Davide (mostrando una grossa tanica di benzina): Vorrei appiccare le fiamme alla sua casa.
Massaia: ...fuoco?
Davide: E fiamme.
Massaia: Incendio, insomma.
Davide: Eh, sì.
Massaia: Lei è un piromane!
Davide: No, signora.
Massaia: E allora cosa vuole?
Davide: Sa, vorrei scrivere le equazioni di Hamilton sulla facciata dell'edificio.
Massaia: Eh?
Davide: Ma sì, ha presente, cu punto con i uguale de acca in de p con i...
Massaia: Cosa?
Davide: ...pi punto con i uguale meno de acca in de cu con i...
Massaia: Lei è pazzo.
Davide: No no, guardi sull'Abraham e Marsden.
Massaia: Ora la faccio arrestare.
Davide: Se ha due minuti gliele derivo con la trasformata di Legendre.
Massaia (compone il 112): Pronto, polizia?
Davide: Va bene, signora, non importa.
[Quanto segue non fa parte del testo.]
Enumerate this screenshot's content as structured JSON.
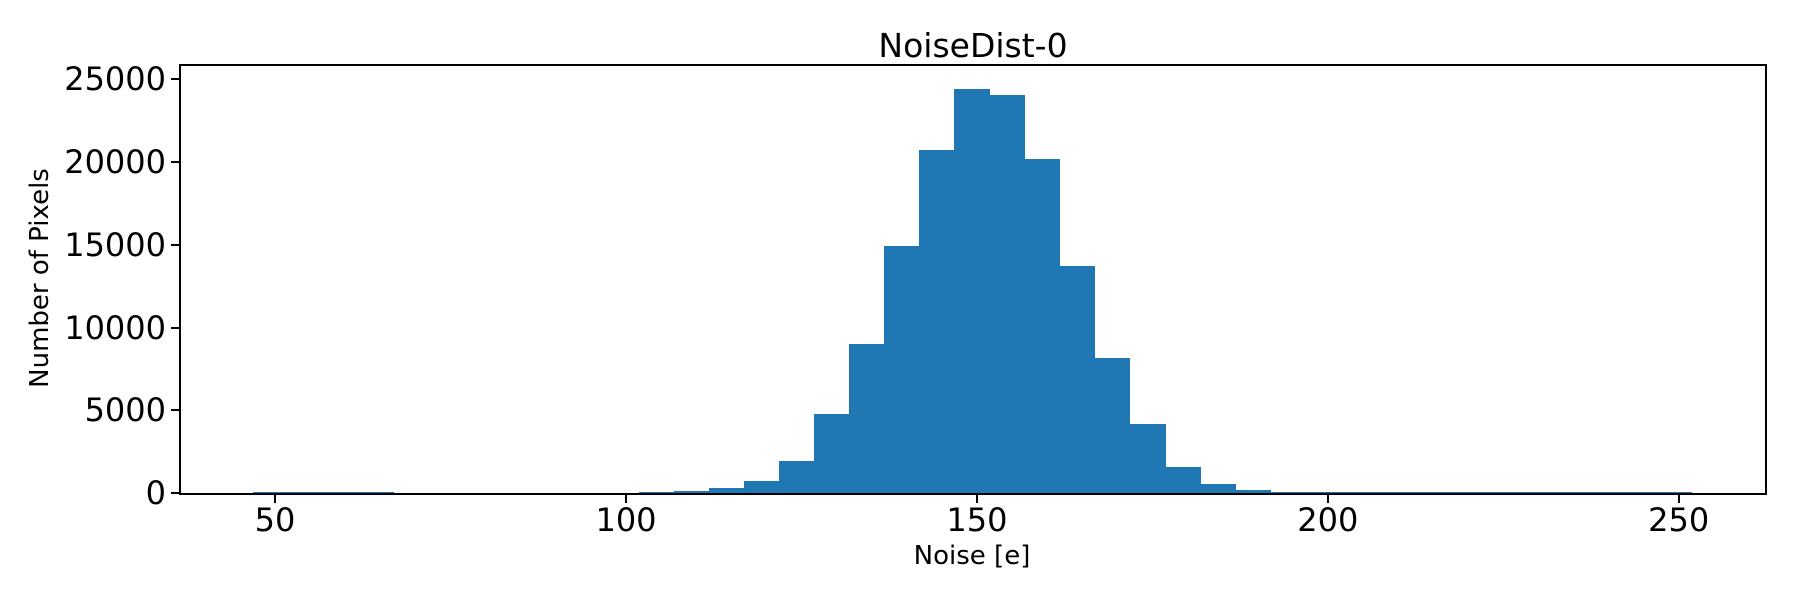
{
  "figure": {
    "background": "#ffffff",
    "frame_color": "#000000",
    "text_color": "#000000"
  },
  "chart_data": {
    "type": "bar",
    "subtype": "histogram",
    "title": "NoiseDist-0",
    "xlabel": "Noise [e]",
    "ylabel": "Number of Pixels",
    "bar_color": "#1f77b4",
    "bin_start": 46.8,
    "bin_width": 5.0,
    "values": [
      60,
      70,
      75,
      60,
      0,
      0,
      0,
      0,
      0,
      0,
      0,
      90,
      140,
      300,
      700,
      1950,
      4800,
      9030,
      14900,
      20730,
      24430,
      24070,
      20180,
      13690,
      8160,
      4180,
      1590,
      560,
      195,
      90,
      50,
      40,
      25,
      70,
      70,
      70,
      70,
      65,
      60,
      40,
      35
    ],
    "xticks": [
      50,
      100,
      150,
      200,
      250
    ],
    "yticks": [
      0,
      5000,
      10000,
      15000,
      20000,
      25000
    ],
    "xlim": [
      36.6,
      262.3
    ],
    "ylim": [
      0,
      25800
    ],
    "grid": false,
    "legend": "none",
    "frame": "full-box"
  }
}
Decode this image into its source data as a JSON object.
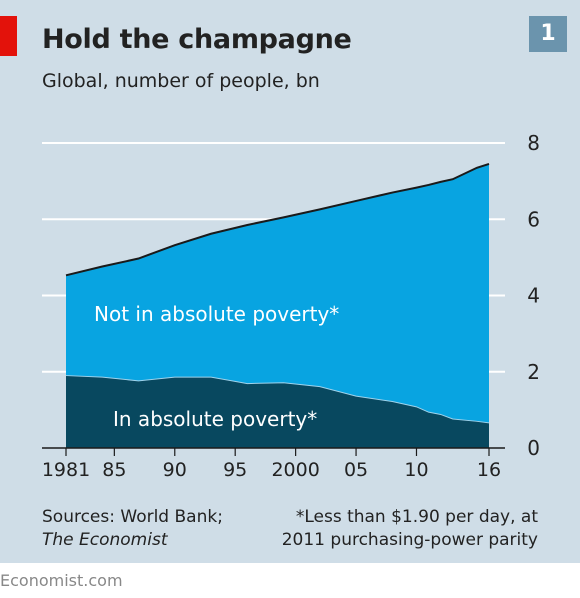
{
  "header": {
    "title": "Hold the champagne",
    "subtitle": "Global, number of people, bn",
    "badge": "1"
  },
  "footer": {
    "source_line1": "Sources: World Bank;",
    "source_line2": "The Economist",
    "note_line1": "*Less than $1.90 per day, at",
    "note_line2": "2011 purchasing-power parity",
    "brand": "Economist.com"
  },
  "colors": {
    "panel": "#cfdde7",
    "not_poverty": "#08a4e1",
    "poverty": "#08485f",
    "total_line": "#1a1a1a",
    "gridline": "#ffffff",
    "brand_red": "#e3120b",
    "badge": "#6b94ad"
  },
  "chart_data": {
    "type": "area",
    "stacked": true,
    "x": [
      1981,
      1984,
      1987,
      1990,
      1993,
      1996,
      1999,
      2002,
      2005,
      2008,
      2010,
      2011,
      2012,
      2013,
      2015,
      2016
    ],
    "series": [
      {
        "name": "In absolute poverty*",
        "values": [
          1.9,
          1.86,
          1.76,
          1.86,
          1.86,
          1.69,
          1.71,
          1.61,
          1.36,
          1.22,
          1.08,
          0.94,
          0.88,
          0.76,
          0.7,
          0.66
        ]
      },
      {
        "name": "Not in absolute poverty*",
        "values": [
          2.63,
          2.9,
          3.21,
          3.46,
          3.76,
          4.16,
          4.34,
          4.65,
          5.12,
          5.48,
          5.75,
          5.96,
          6.1,
          6.29,
          6.65,
          6.79
        ]
      }
    ],
    "total": [
      4.53,
      4.76,
      4.97,
      5.32,
      5.62,
      5.85,
      6.05,
      6.26,
      6.48,
      6.7,
      6.83,
      6.9,
      6.98,
      7.05,
      7.35,
      7.45
    ],
    "xlim": [
      1981,
      2016
    ],
    "ylim": [
      0,
      8
    ],
    "yticks": [
      "0",
      "2",
      "4",
      "6",
      "8"
    ],
    "ytick_values": [
      0,
      2,
      4,
      6,
      8
    ],
    "xticks": [
      "1981",
      "85",
      "90",
      "95",
      "2000",
      "05",
      "10",
      "16"
    ],
    "xtick_values": [
      1981,
      1985,
      1990,
      1995,
      2000,
      2005,
      2010,
      2016
    ],
    "y_axis_side": "right",
    "grid": true,
    "annotations": {
      "not_poverty_label": "Not in absolute poverty*",
      "poverty_label": "In absolute poverty*"
    }
  }
}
Mi arrangerò.
Massaia: Sarà meglio.
Davide: Invece di pi punto, pi e basta.


Davide: Toc toc.
Massaia: Avanti.
Davide: Signora, ma lo sa che il suo appartamento è proprio in corrispondenza del segno meno?
Massaia (brandisce un battipanni): Fuori di qui!
Davide: Ma la struttura simplettica...


Davide: Toc toc.
Massaia: Chi è lei?
Davide: Sono un ricercatore in fisica.
Massaia: E non si vergogna a girare vestito da ruota di scorta?


Davide: Toc toc.
Massaia: Sì?
Davide: Vorrei dare fuoco al palazzo e scrivere le equazioni di Hamilton...
Massaia: Mi spiace, niente dinamica non relativistica sulla facciata del mio palazzo.


Davide: Cu punto con i...
Massaia: Slam.


Davide: Toc toc.
Massaia: Sì?
Davide: Ho un'autorizzazione del condominio per dare fuoco al suo appartamento.
Massaia: Cosa?
Davide: È anche firmata dall'amministratore.
Massaia: Ma cosa dice?!
Davide: Se n'è parlato alla riunione di venerdì scorso.
Massaia: Se ne vada! Aiuto!
Davide: Sono Michael Knight.
Massaia: Ah. Poteva dirlo prima.
Davide: Scusi.
Massaia: Faccia attenzione allo scaldabagno, però.